Red was out on her porch with her mother and brother, and she got up to thank us for trying to help and trying to calm her down.  “They said he died while I was at work, probably not long after I left.  We were going to get married this summer.”  I gave her a hug.

While unloading groceries, I said to Fluffy, “Just so you know, I’m going to be clingy for the next few days.”

The next morning, as I was getting ready for work, the lesson came to me: when someone is screaming for help, I will try to help…to an extent.  I could never give CPR to a complete stranger.  I just don’t have it in me to do something like that for the corpse of someone I don’t love.  I feel a little bad about that, but now I know.

White Noise

I stood at the pump, smelling the rain come from the west. Big fat rain, the kind that you can walk in and not get wet. It’s been an odd summer, too wet then too dry.  Ancient oaks are falling, and I’m filling my gas tank on my way to buy groceries.

I stood at the pump, hearing snippets of someone’s phone conversation as it drifted from the store’s front to me.
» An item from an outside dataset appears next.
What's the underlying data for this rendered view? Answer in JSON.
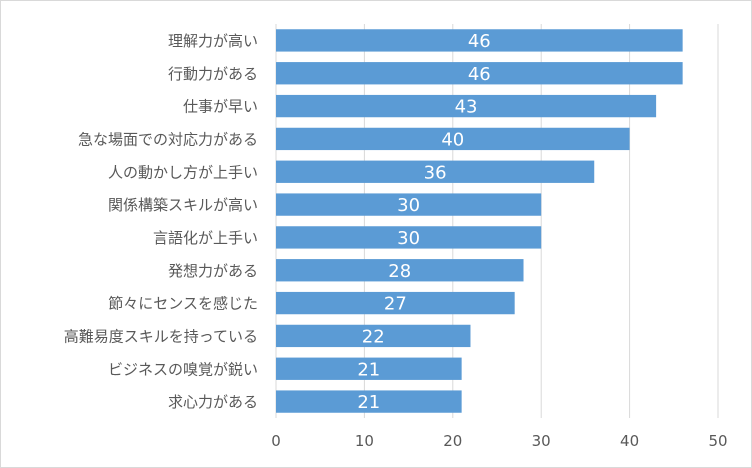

I wondered if there were times that my mother went to church just because she needed a break from my brother and me, because she needed adult interaction.

I stood at the pump, calculating just how long it had been since I’d made a joyful noise unto anyone. The baby used to cry every time I sang Mozart’s piano sonata in A minor k331. It’s what I sang to him at night when he was in the hospital with his liver malfunction. After the first few bars, his eyes would fill and his lip quivered. Sometimes, I would sing it just to make myself laugh, and that is terrible and cruel.

Some things, usually horrible things, just stay with you.

I stood at the pump, snapping out of my thoughts when it clicked, signalling the tank was full. I declined a car wash, declined a receipt. I got back in the car and cursed at the CD player until it accepted the first mix CD Fluffy ever gave me. Then, I drove on to the grocery store.